In the application, as in training camp this week, teammates saw the good in their long-lost teammate.

“His mistakes he’s made, you can’t let that define your character,” defensive end DeMarcus Lawrence said Thursday. “I’ve made childish mistakes in the past and you just have to get better and learn from it.”

What kind of teammates would they be, Lawrence asked, if they bailed on Gregory?

“Just like soldiers, you have brothers that fall the wrong way,” Lawrence said. “Do you give up on them? No, that ain’t what we (are) trying to build.

“We say togetherness, we say family for a reason. Because that’s what we are. Randy’s my brother.”

It was in New York on June 12 that his chances became more real. Gregory and Moskowitz traveled east for Gregory’s appeal hearing at league offices. Commissioner Roger Goodell made the rare move of accepting the hearing himself. There was hope.

Less than a month later, on July 17, the NFL announced Gregory was conditionally reinstated.

He was ecstatic. He’d earned the right to be happy, Gregory’s parents said.

Mary Gregory left her office to literally scream in elation when she heard. Kenneth Gregory cried.

“But say I screamed, she cried,” Kenneth joked, before adding, “I will not apologize for crying for my son.”

It had been a long journey. It still will be.

Last week, Gregory left the Los Angeles fairy tale-like cottage he had been living in since February to write his own happy ending.

He wasn’t in a rush.

Gregory emerged from the courtyard nearly an hour after his scheduled departure, jovially dribbling a basketball as others packed up his life. A swath of size 16 shoes filled one of the medium white trash bags.

“We’re insanely late,” said the woman who would drive him to Oxnard. Gregory’s black Porsche Macan rental idled in the driveway, one of the steps he earned toward freedom and independence in the program.

Gregory left it all Tuesday, except the mentor who will move with him to Oxnard and Dallas as he follows rules for Stage 3 of the NFL’s drug program, still attending meetings and receiving regular drug tests.

He feels like a rookie again, physically and institutionally. He doesn’t know many teammates on an overhauled Cowboys 90-man roster.

One teammate jokingly asked Gregory if he was a receiver.

Gregory’s a defensive lineman, he imagines new teammates will soon learn, even if he’s starting off training camp working with strength and conditioning staff members to the side. Football will come. But there’s no rush, head coach Jason Garrett told Gregory.

He doesn’t need to be facing the Great Wall of Dallas yet to see progress. He hurdled a dummy between drills at one point in his first walkthrough; exploded from his stance so quickly a few minutes later that the trainer on the other end of the resistance cords stumbled to catch himself.

All of this is progress for the lanky pass rusher whom defensive coordinator Rod Marinelli calls “Bones.” Marinelli doesn’t begrudge Gregory for mistakes or time away, saying that “he’s got my trust right now.”

Those close to Gregory still anticipate challenges. He’ll have to work for mental health his whole life, but they hope the structure and understanding of triggers that he’s spent 2018 mastering will position him to succeed. The less the league and society stigmatize mental health and seeking treatment, the better, they say. Gregory may have bad days. Those close to him hope that if and when he does, people remember he’s human. That they will redefine the allure that followed his falls.

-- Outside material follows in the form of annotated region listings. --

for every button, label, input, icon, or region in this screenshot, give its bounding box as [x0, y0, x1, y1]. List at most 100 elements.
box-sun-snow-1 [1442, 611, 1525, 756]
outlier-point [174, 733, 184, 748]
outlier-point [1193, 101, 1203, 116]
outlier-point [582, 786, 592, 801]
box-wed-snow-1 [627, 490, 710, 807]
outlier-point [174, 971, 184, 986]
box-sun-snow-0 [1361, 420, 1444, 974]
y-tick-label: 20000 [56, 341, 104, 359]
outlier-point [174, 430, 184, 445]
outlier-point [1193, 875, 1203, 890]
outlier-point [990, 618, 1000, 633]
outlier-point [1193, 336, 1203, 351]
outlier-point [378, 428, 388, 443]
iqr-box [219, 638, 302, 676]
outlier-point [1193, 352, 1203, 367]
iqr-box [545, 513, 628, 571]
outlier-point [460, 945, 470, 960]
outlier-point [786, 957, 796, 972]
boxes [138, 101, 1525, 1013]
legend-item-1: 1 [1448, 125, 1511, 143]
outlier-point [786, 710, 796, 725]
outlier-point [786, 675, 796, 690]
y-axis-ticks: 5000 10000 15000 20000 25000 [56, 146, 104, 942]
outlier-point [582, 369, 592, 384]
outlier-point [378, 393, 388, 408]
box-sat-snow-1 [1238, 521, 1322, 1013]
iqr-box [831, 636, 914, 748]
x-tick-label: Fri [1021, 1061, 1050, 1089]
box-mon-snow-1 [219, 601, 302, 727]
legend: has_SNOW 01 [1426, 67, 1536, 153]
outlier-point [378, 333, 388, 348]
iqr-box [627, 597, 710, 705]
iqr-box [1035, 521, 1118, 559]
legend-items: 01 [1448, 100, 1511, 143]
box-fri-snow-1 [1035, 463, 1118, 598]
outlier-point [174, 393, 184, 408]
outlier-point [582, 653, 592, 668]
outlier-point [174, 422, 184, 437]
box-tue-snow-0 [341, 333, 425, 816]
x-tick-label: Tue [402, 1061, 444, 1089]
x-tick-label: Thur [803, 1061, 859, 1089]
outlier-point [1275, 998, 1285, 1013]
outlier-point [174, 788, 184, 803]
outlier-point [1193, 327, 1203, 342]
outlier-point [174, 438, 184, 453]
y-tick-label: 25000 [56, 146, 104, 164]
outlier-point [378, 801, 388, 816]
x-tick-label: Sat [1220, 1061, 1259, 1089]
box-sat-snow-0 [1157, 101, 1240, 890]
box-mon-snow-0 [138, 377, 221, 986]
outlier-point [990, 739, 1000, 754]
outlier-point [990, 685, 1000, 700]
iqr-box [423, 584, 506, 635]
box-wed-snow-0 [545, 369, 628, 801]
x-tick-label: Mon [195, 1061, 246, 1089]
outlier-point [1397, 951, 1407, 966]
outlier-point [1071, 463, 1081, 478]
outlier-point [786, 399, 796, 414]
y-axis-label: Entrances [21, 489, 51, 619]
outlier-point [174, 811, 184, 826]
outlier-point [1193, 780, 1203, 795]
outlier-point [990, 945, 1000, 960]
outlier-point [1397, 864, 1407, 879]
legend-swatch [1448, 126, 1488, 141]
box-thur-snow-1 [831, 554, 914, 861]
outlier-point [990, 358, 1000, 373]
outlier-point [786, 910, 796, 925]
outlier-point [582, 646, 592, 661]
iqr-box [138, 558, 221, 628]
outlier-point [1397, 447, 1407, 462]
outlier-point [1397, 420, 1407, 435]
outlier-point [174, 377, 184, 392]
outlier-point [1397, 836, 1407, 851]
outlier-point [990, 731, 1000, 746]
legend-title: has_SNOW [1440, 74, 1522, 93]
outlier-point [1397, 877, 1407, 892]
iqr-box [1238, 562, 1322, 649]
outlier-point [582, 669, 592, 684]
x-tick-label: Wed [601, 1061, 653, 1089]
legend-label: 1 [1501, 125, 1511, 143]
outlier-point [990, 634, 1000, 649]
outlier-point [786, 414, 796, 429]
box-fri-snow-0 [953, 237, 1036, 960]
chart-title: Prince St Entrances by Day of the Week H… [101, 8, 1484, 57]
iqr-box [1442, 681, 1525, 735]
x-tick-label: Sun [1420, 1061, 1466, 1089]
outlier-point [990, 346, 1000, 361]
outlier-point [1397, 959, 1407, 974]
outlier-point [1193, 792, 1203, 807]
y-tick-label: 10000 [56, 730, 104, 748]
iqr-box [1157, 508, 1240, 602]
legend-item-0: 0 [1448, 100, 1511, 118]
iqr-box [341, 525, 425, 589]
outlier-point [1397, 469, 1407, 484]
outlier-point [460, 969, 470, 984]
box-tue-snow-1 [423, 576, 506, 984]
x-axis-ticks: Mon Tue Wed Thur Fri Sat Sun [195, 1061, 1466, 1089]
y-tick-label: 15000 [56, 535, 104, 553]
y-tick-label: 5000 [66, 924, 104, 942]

“I want the allure because of who he is as a person,” Moskowitz said.

But Gregory will again get to face his bad days alongside teammates and coaches. He’s again receiving a salary — this year’s $781,813 base is the first time he’s been paid in more than two years.

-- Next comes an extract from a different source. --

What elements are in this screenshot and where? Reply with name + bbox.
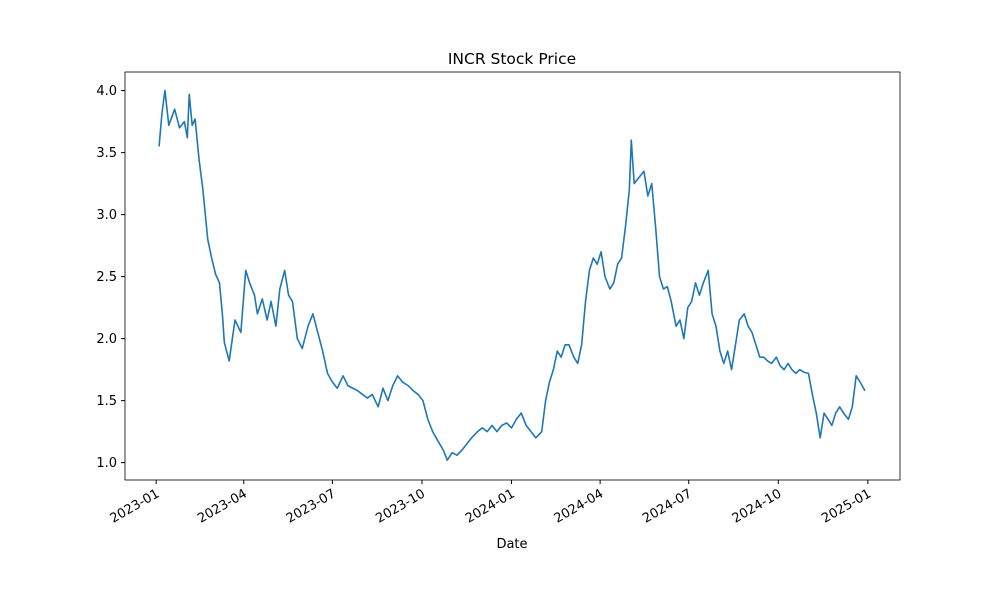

He’ll again work to make good on the “FIGHT” mantra he repped proudly on his bright blue hoodie at Afters Ice Cream, just a shade darker than the Cookie Monster flavor.

He’ll chase football success and stability in his life. He’s determined. He’s also “being who he’s supposed to be,” Moskowitz said.

“We’re proud of how Randy has persisted,” Cowboys owner Jerry Jones said Wednesday. “We’re proud that he’s at camp.

“We know firsthand what a challenge dependency is,” Jones continued. “(But) make no mistake.

“He’s a player, he’s a person we want.”